When compared to PV360, modo extends the capabilities to applying custom materials, textures and source lighting while in the same environment allowing geometry to be adjusted and animated. It is in no way linked parametrically to SolidWorks, but does mean data doesn’t have to be swapped back and forth between modo and SolidWorks, which can be a huge time saver.
A streamlined workflow
SolidWorks 2010 and PV360 have also been specifically developed to help make the transition from SolidWorks to modo even cleaner. SolidWorks, PV360, and modo all now use the same types of material presets. In other words, when a material is slapped on a part in SolidWorks, the same material is seen on the part in PV360 and on the part in modo. The same applies for decals.
In addition to material recognition, parts that are patterned in SolidWorks are also recognised and replicated in modo. This saves time by not having to apply materials to multiple objects and simply speeds up workflow and rendering time. Modo 401 is the first version to have these capabilities and modo is the first rendering program to recognise and import SolidWorks and PV360 appearances.
Over the past few years SolidWorks has done a lot to add realism to the modelling environment, but for increasingly realistic visuals there have still been challenges when importing SolidWorks files into rendering programs. PV360 and modo changed this by allowing you to directly import SolidWorks models complete with replicated structure, but modo takes this up a notch with a much wider range of possibilities. In short, it provides the perfection of modelling, rendering, animation and more in a single interface.
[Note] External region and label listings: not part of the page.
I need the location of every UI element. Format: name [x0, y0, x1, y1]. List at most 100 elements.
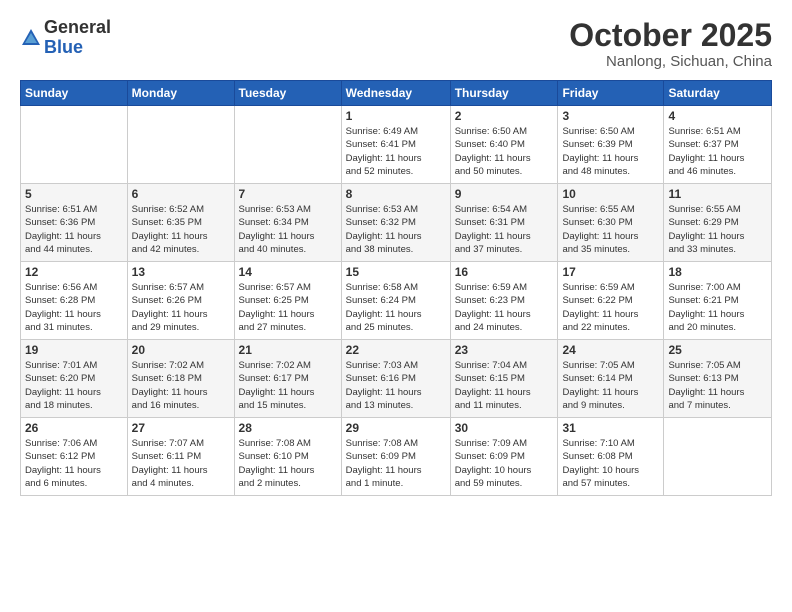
- day-info: Sunrise: 7:02 AM Sunset: 6:18 PM Dayligh…: [132, 359, 230, 412]
- day-info: Sunrise: 6:51 AM Sunset: 6:36 PM Dayligh…: [25, 203, 123, 256]
- day-info: Sunrise: 6:57 AM Sunset: 6:26 PM Dayligh…: [132, 281, 230, 334]
- day-number: 31: [562, 421, 659, 435]
- calendar-cell: 13 Sunrise: 6:57 AM Sunset: 6:26 PM Dayli…: [127, 262, 234, 340]
- weekday-monday: Monday: [127, 81, 234, 106]
- logo-text: General Blue: [44, 18, 111, 58]
- day-number: 14: [239, 265, 337, 279]
- calendar-body: 1Sunrise: 6:49 AM Sunset: 6:41 PM Daylig…: [21, 106, 772, 496]
- calendar-cell: 18 Sunrise: 7:00 AM Sunset: 6:21 PM Dayli…: [664, 262, 772, 340]
- day-number: 22: [346, 343, 446, 357]
- calendar-cell: 20 Sunrise: 7:02 AM Sunset: 6:18 PM Dayli…: [127, 340, 234, 418]
- day-number: 11: [668, 187, 767, 201]
- day-info: Sunrise: 7:08 AM Sunset: 6:10 PM Dayligh…: [239, 437, 337, 490]
- weekday-tuesday: Tuesday: [234, 81, 341, 106]
- calendar-cell: 22 Sunrise: 7:03 AM Sunset: 6:16 PM Dayli…: [341, 340, 450, 418]
- weekday-thursday: Thursday: [450, 81, 558, 106]
- calendar-cell: 19 Sunrise: 7:01 AM Sunset: 6:20 PM Dayli…: [21, 340, 128, 418]
- month-title: October 2025: [569, 18, 772, 53]
- day-number: 28: [239, 421, 337, 435]
- calendar-cell: 9Sunrise: 6:54 AM Sunset: 6:31 PM Daylig…: [450, 184, 558, 262]
- location-title: Nanlong, Sichuan, China: [569, 53, 772, 70]
- calendar-cell: 5Sunrise: 6:51 AM Sunset: 6:36 PM Daylig…: [21, 184, 128, 262]
- day-number: 17: [562, 265, 659, 279]
- calendar-cell: 26Sunrise: 7:06 AM Sunset: 6:12 PM Dayli…: [21, 418, 128, 496]
- day-info: Sunrise: 6:55 AM Sunset: 6:30 PM Dayligh…: [562, 203, 659, 256]
- calendar-cell: 2Sunrise: 6:50 AM Sunset: 6:40 PM Daylig…: [450, 106, 558, 184]
- day-number: 21: [239, 343, 337, 357]
- calendar-cell: 1Sunrise: 6:49 AM Sunset: 6:41 PM Daylig…: [341, 106, 450, 184]
- day-info: Sunrise: 6:53 AM Sunset: 6:32 PM Dayligh…: [346, 203, 446, 256]
- calendar-cell: 17Sunrise: 6:59 AM Sunset: 6:22 PM Dayli…: [558, 262, 664, 340]
- day-number: 9: [455, 187, 554, 201]
- day-number: 27: [132, 421, 230, 435]
- calendar-cell: 6 Sunrise: 6:52 AM Sunset: 6:35 PM Daylig…: [127, 184, 234, 262]
- calendar-cell: 12Sunrise: 6:56 AM Sunset: 6:28 PM Dayli…: [21, 262, 128, 340]
- logo: General Blue: [20, 18, 111, 58]
- day-number: 25: [668, 343, 767, 357]
- day-number: 29: [346, 421, 446, 435]
- day-info: Sunrise: 6:52 AM Sunset: 6:35 PM Dayligh…: [132, 203, 230, 256]
- day-info: Sunrise: 6:56 AM Sunset: 6:28 PM Dayligh…: [25, 281, 123, 334]
- day-info: Sunrise: 7:05 AM Sunset: 6:13 PM Dayligh…: [668, 359, 767, 412]
- calendar-cell: 8 Sunrise: 6:53 AM Sunset: 6:32 PM Daylig…: [341, 184, 450, 262]
- calendar-cell: [127, 106, 234, 184]
- day-number: 13: [132, 265, 230, 279]
- day-info: Sunrise: 6:58 AM Sunset: 6:24 PM Dayligh…: [346, 281, 446, 334]
- day-info: Sunrise: 7:05 AM Sunset: 6:14 PM Dayligh…: [562, 359, 659, 412]
- calendar-cell: 25 Sunrise: 7:05 AM Sunset: 6:13 PM Dayli…: [664, 340, 772, 418]
- calendar-cell: [234, 106, 341, 184]
- calendar-cell: 11 Sunrise: 6:55 AM Sunset: 6:29 PM Dayli…: [664, 184, 772, 262]
- day-info: Sunrise: 6:49 AM Sunset: 6:41 PM Dayligh…: [346, 125, 446, 178]
- weekday-sunday: Sunday: [21, 81, 128, 106]
- calendar-cell: 29 Sunrise: 7:08 AM Sunset: 6:09 PM Dayli…: [341, 418, 450, 496]
- calendar-header: Sunday Monday Tuesday Wednesday Thursday…: [21, 81, 772, 106]
- day-number: 3: [562, 109, 659, 123]
- calendar-cell: 24Sunrise: 7:05 AM Sunset: 6:14 PM Dayli…: [558, 340, 664, 418]
- day-info: Sunrise: 7:10 AM Sunset: 6:08 PM Dayligh…: [562, 437, 659, 490]
- day-info: Sunrise: 6:50 AM Sunset: 6:40 PM Dayligh…: [455, 125, 554, 178]
- calendar-cell: 16Sunrise: 6:59 AM Sunset: 6:23 PM Dayli…: [450, 262, 558, 340]
- calendar-cell: [21, 106, 128, 184]
- day-info: Sunrise: 7:03 AM Sunset: 6:16 PM Dayligh…: [346, 359, 446, 412]
- day-info: Sunrise: 7:06 AM Sunset: 6:12 PM Dayligh…: [25, 437, 123, 490]
- calendar-cell: 7Sunrise: 6:53 AM Sunset: 6:34 PM Daylig…: [234, 184, 341, 262]
- day-number: 18: [668, 265, 767, 279]
- day-number: 20: [132, 343, 230, 357]
- day-number: 8: [346, 187, 446, 201]
- calendar-week-4: 19 Sunrise: 7:01 AM Sunset: 6:20 PM Dayli…: [21, 340, 772, 418]
- calendar-cell: 14Sunrise: 6:57 AM Sunset: 6:25 PM Dayli…: [234, 262, 341, 340]
- day-info: Sunrise: 6:59 AM Sunset: 6:23 PM Dayligh…: [455, 281, 554, 334]
- day-info: Sunrise: 6:53 AM Sunset: 6:34 PM Dayligh…: [239, 203, 337, 256]
- weekday-saturday: Saturday: [664, 81, 772, 106]
- day-info: Sunrise: 7:08 AM Sunset: 6:09 PM Dayligh…: [346, 437, 446, 490]
- calendar-cell: 10 Sunrise: 6:55 AM Sunset: 6:30 PM Dayli…: [558, 184, 664, 262]
- day-info: Sunrise: 6:55 AM Sunset: 6:29 PM Dayligh…: [668, 203, 767, 256]
- calendar-cell: 4Sunrise: 6:51 AM Sunset: 6:37 PM Daylig…: [664, 106, 772, 184]
- logo-general: General: [44, 18, 111, 38]
- calendar-week-3: 12Sunrise: 6:56 AM Sunset: 6:28 PM Dayli…: [21, 262, 772, 340]
- calendar-cell: 31 Sunrise: 7:10 AM Sunset: 6:08 PM Dayli…: [558, 418, 664, 496]
- calendar-cell: [664, 418, 772, 496]
- day-number: 23: [455, 343, 554, 357]
- day-number: 30: [455, 421, 554, 435]
- day-info: Sunrise: 7:02 AM Sunset: 6:17 PM Dayligh…: [239, 359, 337, 412]
- weekday-wednesday: Wednesday: [341, 81, 450, 106]
- calendar-week-2: 5Sunrise: 6:51 AM Sunset: 6:36 PM Daylig…: [21, 184, 772, 262]
- calendar-table: Sunday Monday Tuesday Wednesday Thursday…: [20, 80, 772, 496]
- day-info: Sunrise: 7:00 AM Sunset: 6:21 PM Dayligh…: [668, 281, 767, 334]
- day-info: Sunrise: 7:04 AM Sunset: 6:15 PM Dayligh…: [455, 359, 554, 412]
- calendar-cell: 3 Sunrise: 6:50 AM Sunset: 6:39 PM Daylig…: [558, 106, 664, 184]
- weekday-friday: Friday: [558, 81, 664, 106]
- day-info: Sunrise: 6:50 AM Sunset: 6:39 PM Dayligh…: [562, 125, 659, 178]
- day-number: 10: [562, 187, 659, 201]
- calendar-page: General Blue October 2025 Nanlong, Sichu…: [0, 0, 792, 612]
- calendar-cell: 30Sunrise: 7:09 AM Sunset: 6:09 PM Dayli…: [450, 418, 558, 496]
- calendar-cell: 21 Sunrise: 7:02 AM Sunset: 6:17 PM Dayli…: [234, 340, 341, 418]
- day-number: 6: [132, 187, 230, 201]
- day-info: Sunrise: 7:01 AM Sunset: 6:20 PM Dayligh…: [25, 359, 123, 412]
- calendar-week-5: 26Sunrise: 7:06 AM Sunset: 6:12 PM Dayli…: [21, 418, 772, 496]
- day-number: 15: [346, 265, 446, 279]
- calendar-cell: 15 Sunrise: 6:58 AM Sunset: 6:24 PM Dayli…: [341, 262, 450, 340]
- day-number: 19: [25, 343, 123, 357]
- weekday-row: Sunday Monday Tuesday Wednesday Thursday…: [21, 81, 772, 106]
But modo is more than just a powerful rendering tool. The development work between SolidWorks and Luxology means a bridge is being created between two complimentary 3D disciplines, a bridge that enables engineers and designers to give life to their ideas. It doesn’t matter if you’re a master at making sweet 3D graphics or just introducing your mind to the concept of a third dimension, all the old ways of creating cool looking visuals have changed. To put it bluntly, it’s now damn simple to make your models look amazing and for those who want a seamless path from parametric 3D design to animated realism, modo is it.
Getting to grips with modo 401
Modo is a Y-up modeler, meaning the Y-axis points up. Fortunately, the default SolidWorks templates are also Y-up. If the model hasn’t been designed in the Y-up position, not a problem. The modo coordinate system can be changed (System, Preferences, Accuracy and Units) with a single click. The model can also be put into a new SolidWorks template and oriented in the Y-up position.s
Moving around in modo
In modo, there are view tools in the upper right of the camera viewport to help you rotate, pan and zoom. Using the mouse and keyboard, however, is different from SolidWorks. Rotate the model with the Alt-key and left-click. Pan with Alt-Shift. Zoom in and out with Alt-Ctrl or with the mouse scroll wheel.
SuperGroups and Replicators
SuperGroups and Replicators are created when a SolidWorks file is opened in modo. If there is only one instance of a component brought in, it is grouped together with other parts into one mesh item called a SuperGroup. If there are multiple instances of a component (a patterned part for example) a Replicator is created. They help save time applying materials as well as memory processing time. To prevent superGroups from being created, duplicate the parts in SolidWorks before importing to modo, and delete the replicated items as needed.
Items and Shader Tree Viewports
The Items list and Shader Tree are equivalent to the FeatureTree in SolidWorks. If you’re familiar with Photoshop layers, the Shader Tree will make more sense, as each item acts a layer that overrides the other items below it. Each item you select has a corresponding Property tab with other setting that show up below.